KS: Having growth, growth, growth; that’s every publicly traded branding company’s fight song. So we sing that as well. We want to continue to emphasize growth, but emphasize growth across all of our brands, particularly avid hotels and Atwell Suites. Those are our two next real brands of scale. Avid, we got off to a great start. Pandemic hits, the marketplace changes, but we’ve got 60 of them open. We’ve got 140 in the pipeline. We’ve seen very strong performance out of those hotels and very happy owners operating and trading out of them. They’re selling at significant profits and the buyers are coming in, and even though their basis is elevated, are enjoying the operational income. So really emphasizing continued growth and distribution of that brand where our runway is wide open.
Atwell Suites, we’re going to open our third one later this year. Context is very significant when we talk about Atwell Suites’ growth development and scale at this point.
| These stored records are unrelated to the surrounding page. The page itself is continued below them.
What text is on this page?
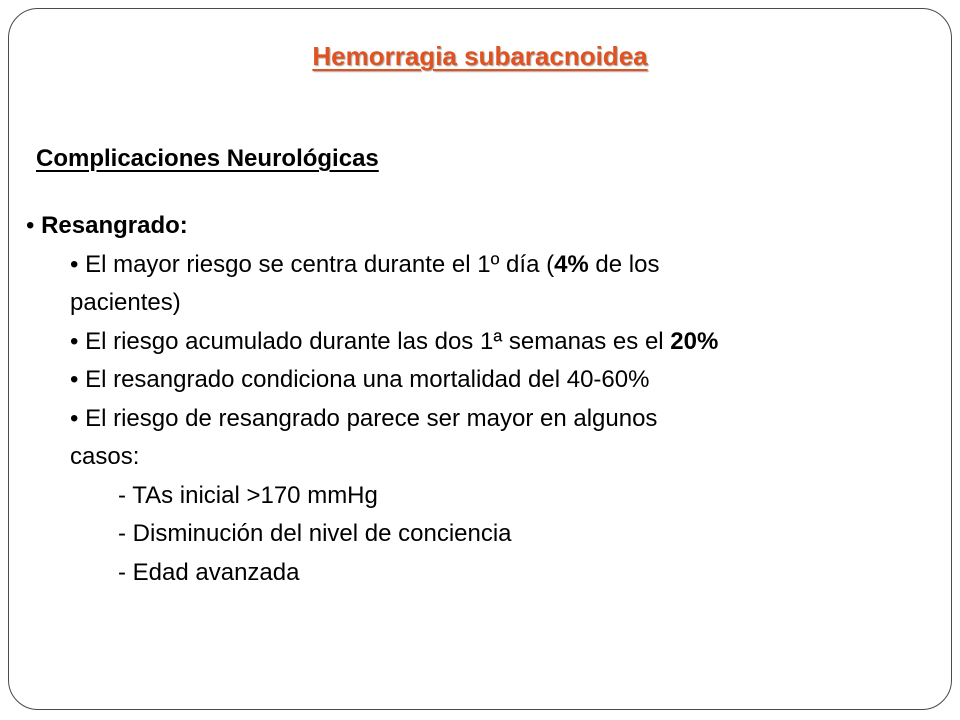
Hemorragia subaracnoidea
Complicaciones Neurológicas

• Resangrado:

• El mayor riesgo se centra durante el 1º día (4% de los

pacientes)

• El riesgo acumulado durante las dos 1ª semanas es el 20%

• El resangrado condiciona una mortalidad del 40-60%

• El riesgo de resangrado parece ser mayor en algunos

casos:

- TAs inicial >170 mmHg

- Disminución del nivel de conciencia

- Edad avanzada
We went to market in September of 2019, so obviously we had about five months before, boom, world falls apart. So not too dissimilar to when Home2 (Suites), which is in the competitive set for Atwell Suites, was launched by Hilton back in the Great Recession. So Hilton’s done just fine. We feel great about the position of that brand and continue to emphasize the growth of that product, as well as all of our other brands. Those are the two that we maybe really highlight more because the opportunity is so significant based on relative distribution compared to the product that it mimics, which is Holiday Inn Express.
This interview has been lightly edited for length and clarity.